Per la seconda peregrinazione quaresimale, il 26 marzo, i frati francescani della Custodia di Terra Santa si sono ritrovati al Getsemani, il luogo dell’agonia di Gesù.

Nella Basilica dell’Agonia, ai piedi del Monte degli Ulivi, che sorge nel luogo detto Getsemani, si conserva una roccia su cui – secondo la tradizione – Cristo sudò sangue mentre pregava il Padre di allontanare da lui il calice della Passione. La scena, descritta dall’evangelista Luca - è rappresentata nel grande mosaico absidale.

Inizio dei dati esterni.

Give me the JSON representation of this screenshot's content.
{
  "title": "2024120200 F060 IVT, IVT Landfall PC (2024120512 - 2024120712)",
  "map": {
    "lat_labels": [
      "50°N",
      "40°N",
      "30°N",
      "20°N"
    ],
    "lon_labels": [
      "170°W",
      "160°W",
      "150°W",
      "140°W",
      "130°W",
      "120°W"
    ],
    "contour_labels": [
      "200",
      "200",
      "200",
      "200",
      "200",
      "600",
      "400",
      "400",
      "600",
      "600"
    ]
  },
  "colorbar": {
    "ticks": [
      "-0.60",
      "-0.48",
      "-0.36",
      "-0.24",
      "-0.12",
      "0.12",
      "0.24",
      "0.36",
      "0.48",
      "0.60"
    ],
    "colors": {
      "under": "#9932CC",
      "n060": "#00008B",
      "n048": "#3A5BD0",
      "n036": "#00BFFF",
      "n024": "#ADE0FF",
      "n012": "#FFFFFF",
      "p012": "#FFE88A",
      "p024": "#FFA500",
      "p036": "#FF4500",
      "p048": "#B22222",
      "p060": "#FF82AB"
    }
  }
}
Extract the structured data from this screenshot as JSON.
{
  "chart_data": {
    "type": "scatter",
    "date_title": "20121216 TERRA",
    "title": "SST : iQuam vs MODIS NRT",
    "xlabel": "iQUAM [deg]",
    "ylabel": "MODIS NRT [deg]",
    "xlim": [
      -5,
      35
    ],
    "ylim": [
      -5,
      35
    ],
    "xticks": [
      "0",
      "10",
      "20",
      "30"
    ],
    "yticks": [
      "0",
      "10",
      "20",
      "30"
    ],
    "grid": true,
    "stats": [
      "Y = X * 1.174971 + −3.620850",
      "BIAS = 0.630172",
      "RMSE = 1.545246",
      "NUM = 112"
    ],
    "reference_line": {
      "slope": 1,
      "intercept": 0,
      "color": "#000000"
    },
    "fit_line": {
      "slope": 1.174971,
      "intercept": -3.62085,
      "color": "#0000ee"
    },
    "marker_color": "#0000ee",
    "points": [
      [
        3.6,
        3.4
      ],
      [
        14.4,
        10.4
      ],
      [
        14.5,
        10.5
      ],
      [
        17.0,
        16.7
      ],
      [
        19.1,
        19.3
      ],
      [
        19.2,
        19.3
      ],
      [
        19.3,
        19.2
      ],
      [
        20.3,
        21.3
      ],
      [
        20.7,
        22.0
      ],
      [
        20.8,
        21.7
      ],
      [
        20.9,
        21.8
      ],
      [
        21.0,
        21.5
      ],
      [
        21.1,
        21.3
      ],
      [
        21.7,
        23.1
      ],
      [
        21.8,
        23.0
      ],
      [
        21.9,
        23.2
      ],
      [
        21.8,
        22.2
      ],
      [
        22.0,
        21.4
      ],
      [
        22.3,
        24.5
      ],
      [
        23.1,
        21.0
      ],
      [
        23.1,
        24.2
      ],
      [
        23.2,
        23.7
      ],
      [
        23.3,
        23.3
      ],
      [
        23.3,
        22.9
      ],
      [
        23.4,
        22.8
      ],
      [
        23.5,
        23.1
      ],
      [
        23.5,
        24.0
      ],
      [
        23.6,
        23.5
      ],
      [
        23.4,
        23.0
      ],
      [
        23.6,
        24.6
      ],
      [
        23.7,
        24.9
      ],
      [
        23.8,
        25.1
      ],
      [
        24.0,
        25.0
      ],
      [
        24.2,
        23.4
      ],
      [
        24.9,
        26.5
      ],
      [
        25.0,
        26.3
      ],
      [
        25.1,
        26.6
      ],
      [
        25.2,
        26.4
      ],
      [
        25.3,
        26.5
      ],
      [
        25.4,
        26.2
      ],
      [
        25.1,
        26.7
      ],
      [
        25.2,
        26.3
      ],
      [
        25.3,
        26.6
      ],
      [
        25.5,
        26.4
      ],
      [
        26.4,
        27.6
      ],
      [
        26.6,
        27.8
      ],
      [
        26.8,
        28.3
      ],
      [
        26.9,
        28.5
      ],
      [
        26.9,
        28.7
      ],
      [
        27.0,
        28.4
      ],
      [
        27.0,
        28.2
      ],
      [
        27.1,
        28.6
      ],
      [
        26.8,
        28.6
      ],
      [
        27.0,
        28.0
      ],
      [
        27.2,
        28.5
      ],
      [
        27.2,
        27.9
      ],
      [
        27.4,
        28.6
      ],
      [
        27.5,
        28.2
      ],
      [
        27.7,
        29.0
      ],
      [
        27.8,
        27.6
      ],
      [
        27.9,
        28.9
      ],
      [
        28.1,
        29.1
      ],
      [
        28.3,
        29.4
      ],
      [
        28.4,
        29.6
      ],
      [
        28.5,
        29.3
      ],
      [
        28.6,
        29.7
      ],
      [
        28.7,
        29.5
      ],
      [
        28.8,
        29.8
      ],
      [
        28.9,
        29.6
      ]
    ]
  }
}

La celebrazione eucaristica è stata presieduta da fra Alberto J. Pari, segretario della Custodia di Terra Santa. Con lui hanno concelebrato il guardiano del convento, fra Zacheusz Drazek, e fra Piermarco Luciano, vicario della fraternità di San Salvatore.
L’omelia è stata tenuta da fra Ulise Zarza, formatore presso il Seminario Teologico Internazionale di Gerusalemme e docente di patristica presso lo Studio Teologico Gerosolimitano, che quest’anno è stato chiamato a guidare le meditazioni durante le peregrinazioni.
In un percorso che unisce la parola del Vangelo e la memoria del Concilio di Nicea - a 1700 anni dalla sua celebrazione – nella sua omelia fra Ulise si è concentrato su “l’agonia di Dio”. La meditazione ha preso le mosse dal concetto di “consustanzialità” (l’affermazione che il Figlio è “della stessa sostanza” del Padre), inserito nel testo del Credo di Nicea.
“Tutti i Padri hanno dovuto fare un cammino di discernimento, lasciando da parte le proprie opinioni e accogliendo ciò che lo Spirito stava dicendo alla Chiesa”. Si tratta – ha sottolineato fra Ulise, di “un cammino di discernimento ecclesiale”, e lo stesso cammino è quello chiesto ai fedeli di oggi.


“Al Getsemani contempliamo non un semplice uomo sofferente, ma il Figlio di Dio che redime il mondo” ha sottolineato fra Ulise. “Alla luce degli insegnamenti di Nicea, in modo particolare della parola ‘consustanziale’, la scena del Getsemani ci colloca dinanzi a un Dio che, paradossalmente, soffre e agonizza; non può essere una semplice creatura a soffrire al Getsemani, poiché una creatura non è capace di portare il peso del peccato del mondo e, tanto meno, di redimerlo. Dinanzi a noi c’è il Cristo, cioè Dio manifestato nella nostra carne umana; è lui che qui si carica del dolore e del peccato del mondo”.
Un chiaro invito è risuonato al Getsemani: “Vegliate e pregate, per non entrare in tentazione”. In questo senso – ha esortato fra Ulise – “la Chiesa è chiamata a ‘vegliare’ per non lasciarsi trascinare dalle ideologie e sedurre dalle immagini distorte di Cristo suo Sposo”.
Dal Getsemani, 1700 anni dopo il Concilio di Nicea, risuona anche oggi un chiaro invito “a rinnovare la confessione in Cristo Figlio di Dio, ‘luce da luce, Dio vero da Dio vero’ e “a mettere al centro della nostra contemplazione e adorazione Cristo, il Verbo di Dio incarnato”.